Станислав Гагагрин - Страшный суд
Какие чувства испытывает Одинокий Моряк при общении с вождем? Познакомить Сталина с Левой:
— Дедушка Сталин? А там стоит дедушка Ленин… Только он каменный, а ты живой…
Как взорвали Игналинскую АЭС.
Непредвиденная, но роковая роль Стаса Гагарина.
В ночь с 20 на 21 сентября 1993 года. Проснулся в 01–45. Видел во сне президента во время поддачи. Два пистолета: один в легкой кобуре на поясе, скрытый под пиджаком, второй — в заднем кармане брюк. Я видел контуры его сквозь ткань, когда «всенародно любимый» нагнулся.
И подумал — Ни хрена себе! Президент сидит в собственных владениях до зубов, точнее до задницы вооруженным… Зачем ему это? Кого он боится?
И ситуация показалась мне такой глупой и смешной, что я проснулся…
Замечание, сделанное при вычитке этих записей с машинки утром 29 сентября 1993 года:
— Теперь мой сон не кажется мне смешным…
В 22–30 23 сентября 1993 года подумал, едва завалившись в постель, что в романе «Страшный Суд» неплохо бы исследовать категорию власти, идею власти, стремление к власти…
Александр стал царем в 20 лет, а перестал быть царем в возрасте Иисуса Христа.
Олег сказал северянам, платившим дань хазарам: «Я враг хазарам, а не вам…» Примерно такой же разговор был у него с радимичами.
А теперь потомки этих племен решили вдруг, будто враги им мы, рюриковичи. Абсурд и историческое невежество!
Кто он, Одинокий Моряк — добавить отзывы из «Русского пульса».
Дом-Идея! Смотри стр. 126 «Вечного Жида».
Как я заметил, что товарищ Сталин перестал курить, это он и в самом деле сумел сделать незадолго до смерти, о чем рассказал мне в личном письме читатель «Вторжения».

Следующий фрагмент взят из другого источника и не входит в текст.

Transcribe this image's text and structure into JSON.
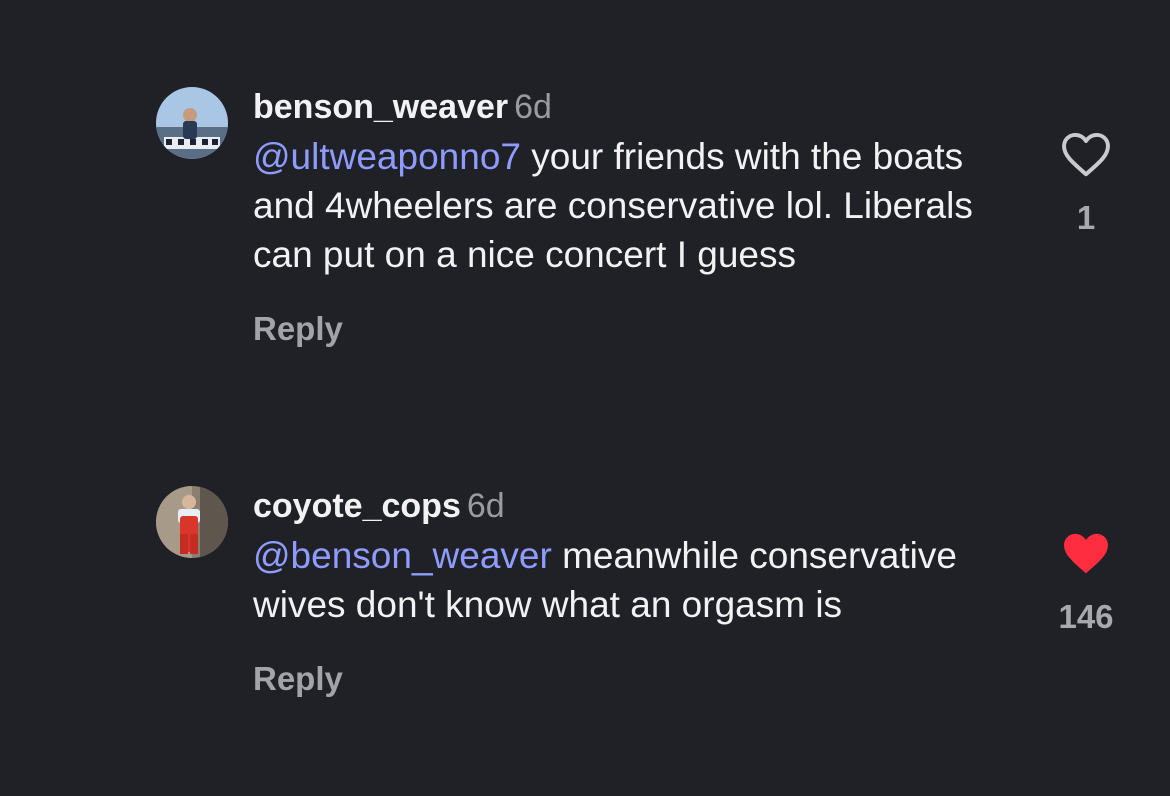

23 сентября 1993 годаРусская Тимоклея.
Фиванская трагедия, в которой раскаивался македонский царь всю оставшуюся жизнь. Убийство Клита и предательство в Индии — месть Александру бога Диониса.
Ответ Диогена.
Александр разбирает судьбу и положение Одинокого Моряка в этом мире.
Благородство Александра, описанное Плутархом.
К проблеме власти.
Философ Псамлон говорил в Египте Александру о том, что людьми управляет Бог, ибо руководящее начало в каждом человеке — божественного происхождения.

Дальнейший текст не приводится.